Otro tema poco definido son las protecciones de salud a las que tendrán acceso los trabajadores con visa W.

“No está claro aún si la reforma de salud los considerará elegibles para las bolsas de seguro médico, esa es otra pregunta abierta. Sin embargo, los empleadores deben proporcionar seguros de salud y entendemos que estarán cubiertos por las leyes locales, como los otros trabajadores. Si tienen un accidente, recibirán compensación”, comentó Avendaño.

Una de las áreas donde la Cámara de Comercio y AFL-CIO tuvieron más problemas fue la determinación de los niveles de salarios. El acuerdo habla de sueldos en niveles justos, pero no entrega detalles respecto a la fórmula que se utilizará.

“Estamos esperanzados, pero hasta que no veamos la regulación no sabremos cuán positivo será este cambio para los nuevos trabajadores y para el mercado laboral estadounidense. Por el lenguaje que utilizaron parece ser algo positivo, pero no sabemos aún”, dijo Daniel Costa, analista de inmigración en Economic Policy Institute.

“El Secretario del Trabajo determinará el nivel apropiado de salarios. El sistema actual rebaja los sueldos al nivel mínimo.

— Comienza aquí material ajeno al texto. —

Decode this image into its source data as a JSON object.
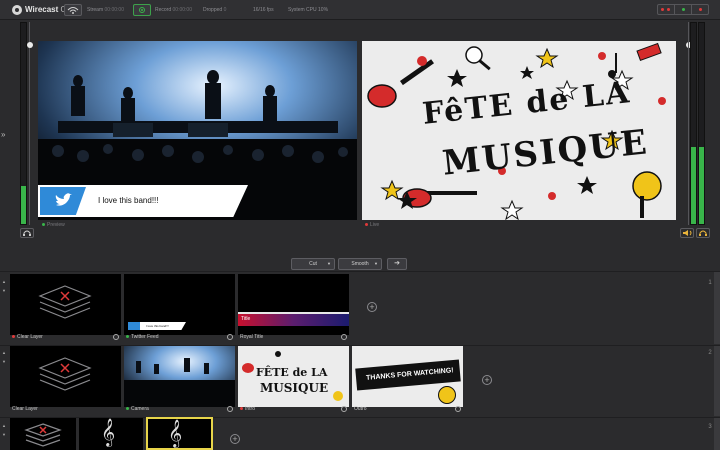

Estamos confiados que cuando se emitan las regulaciones para este programa tendrán una metodología que garantice que los trabajadores tengan un salario decente, sin un impacto negativo”, enfatizó Avendaño.

Por ahora existe un optimismo generalizado entre los grupos proinmigrantes. Ali Noorani, director ejecutivo de National Immigration Forum, insistió en que el “momento es ahora y resaltó que su mayor preocupación “es que el proceso avance con rapidez en el Congreso”.

Algunos senadores han exigido más tiempo para trabajar en el proyecto de ley. El “Grupo de los 8” espera aprobar una reforma antes de receso legislativo de verano.